The in vitro mammalian cell gene mutation test can be used to detect gene mutations induced by chemical substances. In the cell lines the most commonly-used genetic endpoints measure mutation at thymidine kinase (TK) and hypoxanthine-guanine phosphoribosyl transferase (HPRT), and a transgene of xanthineguanine phosphoribosyl transferase (XPRT). The TK, HPRT and XPRT mutation tests detect different spectra of genetic events.

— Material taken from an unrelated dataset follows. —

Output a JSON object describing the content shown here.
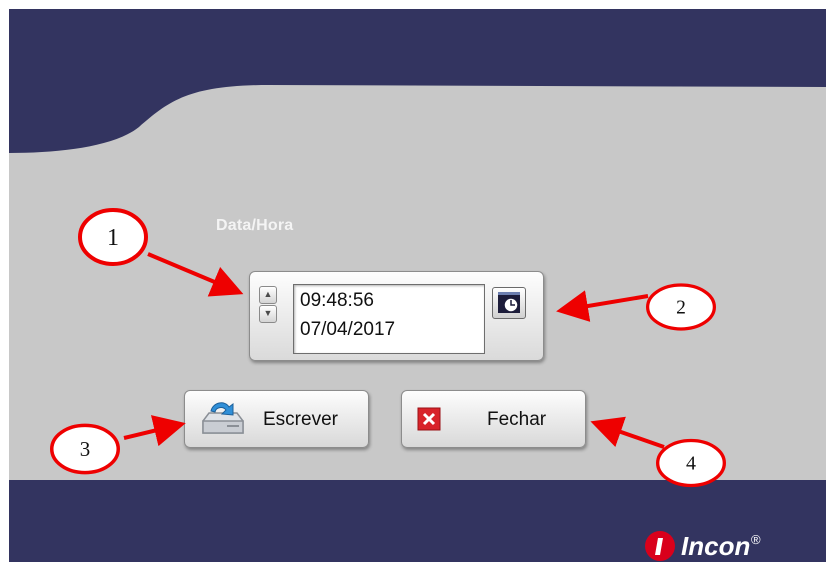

Cells in suspension or monolayer culture are exposed to, at least four analysable concentrations of the test substance, both with and without metabolic activation, for a suitable period of time. They are subcultured to determine cytotoxicity and to allow phenotypic expression prior to mutant selection. It is recommended to utilise at least 106cells. Cytotoxicity is usually determined by measuring the relative cloning efficiency (survival) or relative total growth of the cultures after the treatment period. The treated cultures are maintained in growth medium for a sufficient period of time, characteristic of each selected locus and cell type, to allow near-optimal phenotypic expression of induced mutations. Mutant frequency is determined by seeding known numbers of cells in medium containing the selective agent to detect mutant cells, and in medium without selective agent to determine the cloning efficiency (viability). After a suitable incubation time, colonies are counted.